Mavenir has the institutional backing of the sell-side institutions; hence the IPO and I believe that this will be coming to AudioCodes soon. This disconnect in valuation between AUDC and Mavenir, and between AudioCodes and Sonus will shortly come to an end. AudioCodes is now on institution's radar screens, which we saw with 28 institutions either increasing their stake or initiating a new position last quarter; the highest number since my initiation. The sell-side is sure to follow, especially with industry consolidation and AudioCodes proving through partnerships, marketing campaigns and results that the upside is too big to ignore on a risk reward basis. I'm recommending that all my followers get in here before the sell-side arrives.

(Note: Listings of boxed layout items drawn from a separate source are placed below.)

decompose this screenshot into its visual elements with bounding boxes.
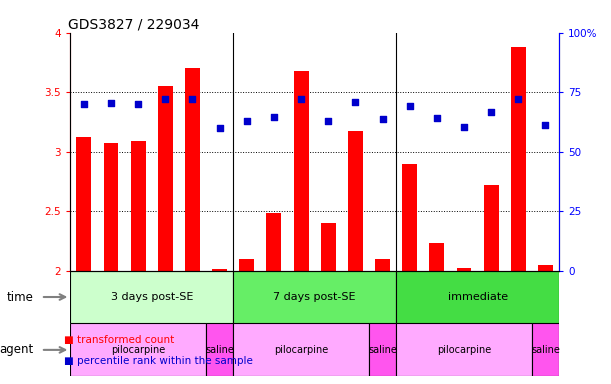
Bar bbox=[158, 86, 173, 271]
Bar bbox=[233, 323, 369, 376]
Bar bbox=[185, 68, 200, 271]
Point bbox=[351, 99, 360, 105]
Bar bbox=[70, 323, 206, 376]
Bar bbox=[206, 323, 233, 376]
Text: pilocarpine: pilocarpine bbox=[437, 345, 491, 355]
Point bbox=[296, 96, 306, 102]
Text: time: time bbox=[7, 291, 34, 303]
Point bbox=[513, 96, 523, 102]
Point bbox=[161, 96, 170, 102]
Point bbox=[79, 101, 89, 107]
Bar bbox=[511, 47, 526, 271]
Bar bbox=[396, 271, 559, 323]
Bar bbox=[538, 265, 553, 271]
Bar bbox=[103, 143, 119, 271]
Text: saline: saline bbox=[205, 345, 234, 355]
Text: saline: saline bbox=[368, 345, 397, 355]
Point bbox=[133, 101, 143, 107]
Point bbox=[242, 118, 252, 124]
Bar bbox=[294, 71, 309, 271]
Text: GDS3827 / 229034: GDS3827 / 229034 bbox=[68, 18, 199, 31]
Bar bbox=[266, 214, 282, 271]
Bar bbox=[321, 223, 335, 271]
Point bbox=[188, 96, 197, 102]
Bar bbox=[484, 185, 499, 271]
Bar bbox=[396, 323, 532, 376]
Point bbox=[459, 124, 469, 130]
Text: pilocarpine: pilocarpine bbox=[274, 345, 328, 355]
Text: saline: saline bbox=[531, 345, 560, 355]
Bar bbox=[532, 323, 559, 376]
Bar bbox=[456, 268, 472, 271]
Text: 7 days post-SE: 7 days post-SE bbox=[273, 292, 356, 302]
Bar bbox=[212, 270, 227, 271]
Bar bbox=[375, 259, 390, 271]
Bar bbox=[369, 323, 396, 376]
Point bbox=[214, 125, 224, 131]
Point bbox=[432, 115, 442, 121]
Bar bbox=[131, 141, 145, 271]
Point bbox=[323, 118, 333, 124]
Point bbox=[405, 103, 415, 109]
Text: ■ percentile rank within the sample: ■ percentile rank within the sample bbox=[64, 356, 253, 366]
Point bbox=[486, 109, 496, 116]
Bar bbox=[430, 243, 444, 271]
Point bbox=[541, 122, 551, 129]
Bar bbox=[70, 271, 233, 323]
Text: ■ transformed count: ■ transformed count bbox=[64, 335, 174, 345]
Point bbox=[378, 116, 387, 122]
Bar bbox=[76, 137, 91, 271]
Bar bbox=[402, 164, 417, 271]
Point bbox=[106, 100, 116, 106]
Text: agent: agent bbox=[0, 343, 34, 356]
Bar bbox=[348, 131, 363, 271]
Text: 3 days post-SE: 3 days post-SE bbox=[111, 292, 193, 302]
Text: immediate: immediate bbox=[447, 292, 508, 302]
Bar bbox=[233, 271, 396, 323]
Bar bbox=[240, 259, 254, 271]
Text: pilocarpine: pilocarpine bbox=[111, 345, 166, 355]
Point bbox=[269, 114, 279, 120]
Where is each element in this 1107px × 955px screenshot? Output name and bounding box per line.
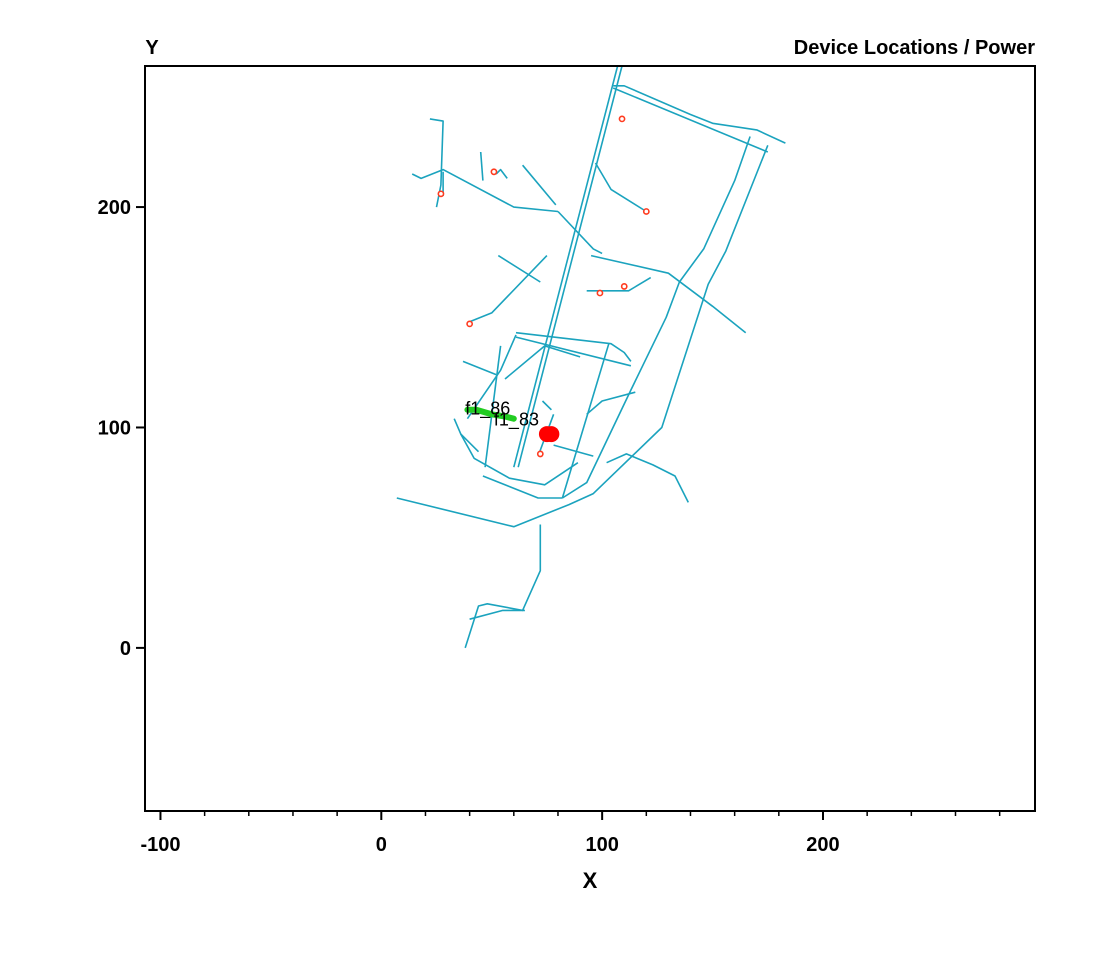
network-line <box>513 65 619 468</box>
network-line <box>613 85 786 144</box>
x-tick-label: 100 <box>585 834 618 856</box>
network-line <box>504 345 581 380</box>
y-tick-label: 100 <box>98 417 131 439</box>
network-line <box>453 418 480 453</box>
network-line <box>411 168 559 213</box>
network-line <box>469 255 548 323</box>
device-marker <box>596 289 604 297</box>
y-tick-label: 200 <box>98 197 131 219</box>
x-axis-label: X <box>583 868 598 893</box>
device-marker <box>620 283 628 290</box>
axes: -100 0 100 200 0 100 200 <box>98 197 1001 856</box>
network-line <box>495 168 508 179</box>
device-marker <box>490 168 498 176</box>
device-marker <box>437 190 445 198</box>
plot-frame <box>144 65 1036 812</box>
network-line <box>586 276 652 292</box>
device-marker <box>642 208 650 215</box>
network-line <box>497 254 541 283</box>
x-tick-label: 200 <box>806 834 839 856</box>
feeder-line <box>464 406 517 422</box>
network-line <box>557 210 603 255</box>
network-line <box>553 444 594 457</box>
network-line <box>521 164 557 206</box>
device-markers <box>437 115 650 458</box>
feeder-layer <box>464 406 517 422</box>
network-line <box>466 334 517 420</box>
chart-title: Device Locations / Power <box>794 37 1035 59</box>
network-lines <box>396 65 786 649</box>
network-line <box>606 453 690 503</box>
network-line <box>515 331 632 362</box>
network-line <box>612 87 769 153</box>
device-marker <box>618 115 626 123</box>
source-markers <box>538 426 560 443</box>
network-line <box>484 345 502 468</box>
device-label: f1_83 <box>494 409 539 430</box>
network-line <box>517 65 623 468</box>
network-line <box>590 254 747 334</box>
device-marker <box>536 450 544 458</box>
network-line <box>396 145 769 528</box>
network-line <box>460 433 579 486</box>
network-line <box>479 151 484 181</box>
network-line <box>541 400 552 411</box>
network-line <box>462 360 497 376</box>
network-line <box>561 136 751 499</box>
network-line <box>586 391 636 415</box>
source-marker <box>543 426 560 443</box>
network-line <box>469 609 525 620</box>
device-marker <box>466 320 474 328</box>
network-line <box>594 162 647 213</box>
network-line <box>515 336 632 367</box>
device-label: f1_86 <box>465 398 510 419</box>
network-line <box>561 343 610 499</box>
x-tick-label: -100 <box>140 834 180 856</box>
network-line <box>482 475 563 499</box>
network-line <box>464 524 542 649</box>
y-tick-label: 0 <box>120 638 131 660</box>
x-tick-label: 0 <box>376 834 387 856</box>
y-axis-label: Y <box>145 37 159 59</box>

AudioCodes will be attending Benchmark's Micro Cap Discovery Conference on December 11th and then could potentially announce attendance at Needham's Annual Technology Conference on January 14-16, 2014. We are shareholder activists in the sense of wanting AudioCodes to hold its own analyst's day. While I believe that AudioCodes did everything correct in completing its turnaround and in aligning itself with the correct partners in the $25 billion UC market. I believe its time AudioCodes opened up its management team, its products and its vision (including mobile) to the kind of positive Wall Street scrutiny that an analyst day would bring and the sooner, the better. The time is now.
The shares of AudioCodes pulled back recently after what I perceived to be a poor downgrade (price objective being met) by an unenthusiastic analyst and by some profit-taking as the stock made new highs. Profit-taking is part of any good performing stock, but after about 3 months of consolidation between $6 and $7 I believe that AudioCodes' is getting ready to break out and shareholders are getting ready to scream "Yo dude, I'm glad I bought AudioCodes on the Dell news".
Disclosure: I am long AUDC. I wrote this article myself, and it expresses my own opinions. I am not receiving compensation for it. I have no business relationship with any company whose stock is mentioned in this article.